While looking for a catching opening to this blog on education, I came across an aphorism by the American science-fiction writer Robert Heinlein: “Never attempt to teach a pig to sing; it wastes your time and annoys the pig”. Although very funny, luckily it does not reflect my experience in teaching structural science. Another quote by the same author sums it up much better: ‘‘When one teaches, two learn’’. Indeed, finding an effective way to make a topic understandable to my students has always led me to better grasp its ins and outs, and to discover new, interesting aspects.
In the past twenty years at the University of Parma, I have been teaching general chemistry to first-year engineering students. Crystallography only came into the picture later, in the form of short seminars to PhD students, or of tips and advice to junior researchers. This is obviously very interesting and stimulating – a kind of “lore-passed-on-through-generations” feeling, so to speak. You are transmitting not only what you have read in books, but also what you have learnt on the field.
This is probably why I decided to be involved in education in crystallography in a more structured way; one first step in this direction was serving as a member of the teaching commission of the Italian Crystallographic Association. In this role, while helping to organize several international schools, I had the opportunity to meet first-rate crystallographers and extremely dedicated teachers, and to enjoy lectures and hands-on sessions alongside the students. A particularly engaging event was the 2019 edition of the international AIC school entitled “Crystallographic Information Fiesta” under the scientific direction of Serena C. Tarantino, (University of Pavia), Brian McMahon (IUCr) and Michele Zema (IUCr and University of Pavia).
The aim of the school was to teach the importance of raw data in extracting reliable information and how to disseminate results in a complete and verifiable manner. In summary: how to apply critical judgement to crystallographic data, a particularly important approach in times when crystallographic structure determination can be carried out in a matter of days – or even hours! – through the help of highly automated programs. In spite of the topic being quite unconventional, it was met with enthusiasm by both the students and the teachers involved. One interesting and new outcome of the school was that the activities of the tutorials resulted in the publication of two papers co-authored by all tutors and students attending each session.
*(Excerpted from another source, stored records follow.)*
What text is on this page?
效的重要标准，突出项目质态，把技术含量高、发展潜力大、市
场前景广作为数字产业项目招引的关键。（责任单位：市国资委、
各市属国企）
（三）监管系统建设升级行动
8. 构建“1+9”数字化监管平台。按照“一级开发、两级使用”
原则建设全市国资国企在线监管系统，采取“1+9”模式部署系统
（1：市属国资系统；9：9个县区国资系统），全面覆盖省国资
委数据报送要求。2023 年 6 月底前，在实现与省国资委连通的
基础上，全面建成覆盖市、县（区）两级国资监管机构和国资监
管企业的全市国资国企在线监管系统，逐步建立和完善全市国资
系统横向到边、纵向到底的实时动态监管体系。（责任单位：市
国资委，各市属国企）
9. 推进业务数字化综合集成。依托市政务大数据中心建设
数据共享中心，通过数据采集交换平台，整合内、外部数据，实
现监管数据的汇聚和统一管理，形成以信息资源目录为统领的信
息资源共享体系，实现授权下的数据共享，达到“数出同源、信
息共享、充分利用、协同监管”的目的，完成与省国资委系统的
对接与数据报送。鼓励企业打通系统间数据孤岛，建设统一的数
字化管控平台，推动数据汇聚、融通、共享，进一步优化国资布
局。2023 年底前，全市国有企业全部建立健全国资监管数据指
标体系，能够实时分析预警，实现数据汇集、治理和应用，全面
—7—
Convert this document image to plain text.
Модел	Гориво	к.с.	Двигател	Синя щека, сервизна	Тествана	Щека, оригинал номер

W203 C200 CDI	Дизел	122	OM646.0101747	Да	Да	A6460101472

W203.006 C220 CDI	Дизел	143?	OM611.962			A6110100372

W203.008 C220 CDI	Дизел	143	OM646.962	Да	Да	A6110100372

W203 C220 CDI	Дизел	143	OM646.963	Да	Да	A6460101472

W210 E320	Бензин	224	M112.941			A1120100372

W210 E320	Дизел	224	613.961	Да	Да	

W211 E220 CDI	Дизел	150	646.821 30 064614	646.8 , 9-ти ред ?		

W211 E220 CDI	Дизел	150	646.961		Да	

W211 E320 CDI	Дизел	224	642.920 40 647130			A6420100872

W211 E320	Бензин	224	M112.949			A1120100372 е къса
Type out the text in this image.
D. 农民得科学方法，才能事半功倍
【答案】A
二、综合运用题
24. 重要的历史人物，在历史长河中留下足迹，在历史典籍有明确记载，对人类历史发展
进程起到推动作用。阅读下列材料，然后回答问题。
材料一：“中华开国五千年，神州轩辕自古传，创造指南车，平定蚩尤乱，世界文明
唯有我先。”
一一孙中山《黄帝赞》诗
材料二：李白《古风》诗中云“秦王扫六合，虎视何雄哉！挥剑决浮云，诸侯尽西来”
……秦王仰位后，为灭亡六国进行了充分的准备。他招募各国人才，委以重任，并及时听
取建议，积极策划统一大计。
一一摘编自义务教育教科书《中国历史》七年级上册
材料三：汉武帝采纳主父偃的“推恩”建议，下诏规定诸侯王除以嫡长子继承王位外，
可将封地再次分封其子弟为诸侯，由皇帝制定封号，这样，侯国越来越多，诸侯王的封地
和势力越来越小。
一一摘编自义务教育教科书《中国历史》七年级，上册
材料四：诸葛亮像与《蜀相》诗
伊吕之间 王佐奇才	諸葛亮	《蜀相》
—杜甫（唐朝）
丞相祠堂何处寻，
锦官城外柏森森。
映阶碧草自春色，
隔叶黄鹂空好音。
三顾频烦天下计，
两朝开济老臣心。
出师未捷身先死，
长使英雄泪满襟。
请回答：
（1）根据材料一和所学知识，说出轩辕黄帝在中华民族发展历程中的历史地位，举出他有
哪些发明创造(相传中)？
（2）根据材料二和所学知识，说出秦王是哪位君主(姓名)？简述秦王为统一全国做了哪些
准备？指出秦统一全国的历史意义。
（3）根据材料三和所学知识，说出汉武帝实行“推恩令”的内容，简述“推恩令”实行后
CSD entry POWVEF a zinc structure published in one of the articles co-authored by attendees at the Crystallographic Information Fiesta
The school was also an occasion to underline the importance of databases such as the Cambridge Structural Database, Protein Data Bank, International Centre for Diffraction Data, Inorganic Crystal Structure Database and Crystallography Open Database. Personally, being a “small molecule” crystallographer with a weakness for supramolecular chemistry and crystal engineering, I am especially indebted to CCDC for both my research and teaching activities. Through seminars, workshops, schools and conferences, programs and tutorials, I have always discovered some new features or tricks I had previously been unaware of.
In 2014, ECA launched the first European Crystallographic School in Pavia, Italy. Around that time, the idea of a support team for the Education Coordinator arose, eventually leading to the formation, in 2016, of the new General Interest Group “GIG-03, Education in Crystallography”, of which I was one of the promoters. The purpose of the General Interest Group on Education in Crystallography (as stated in its Inauguration Document) is to promote and spread crystallography through education at different level. In a nutshell, GIG-03 have offered assistance to and prepared the guidelines for the European Crystallographic Schools, have coordinated the microsymposia on education at the ECMs, and supported crystallographic educational events. One of the most successful recent examples was the organisation, together with the group of the Senior Crystallographer GIG-02, of the MS “Teaching new dogs old tricks” during the 32th ECM in Vienna. William Clegg, Anthony Linden, Ton Spek, Andrew Maloney and Gemma de la Flor delivered five sparkling lectures in a packed room amidst the appreciative nods of crystallographers of all ages, vigorously taking notes.
The future field of action is wide open: from writing teaching pamphlets, to the support of continual professional development for teachers, from being more active on Wikipedia and on social media, to starting an “ask a crystallographer” column on the group website. I hope many more ideas and projects will result from the active cooperation of the crystallographic community. Any contribution is important to spread crystallographic knowledge. To end with another – slightly modified – quote: “ask not what crystallography can do for you, ask what you can do for crystallography”.
A very rewarding teaching /outreach activity – the exhibition “CRISTALLI!”organised for the International Year of Crystallography 2014 in Parma, Italy.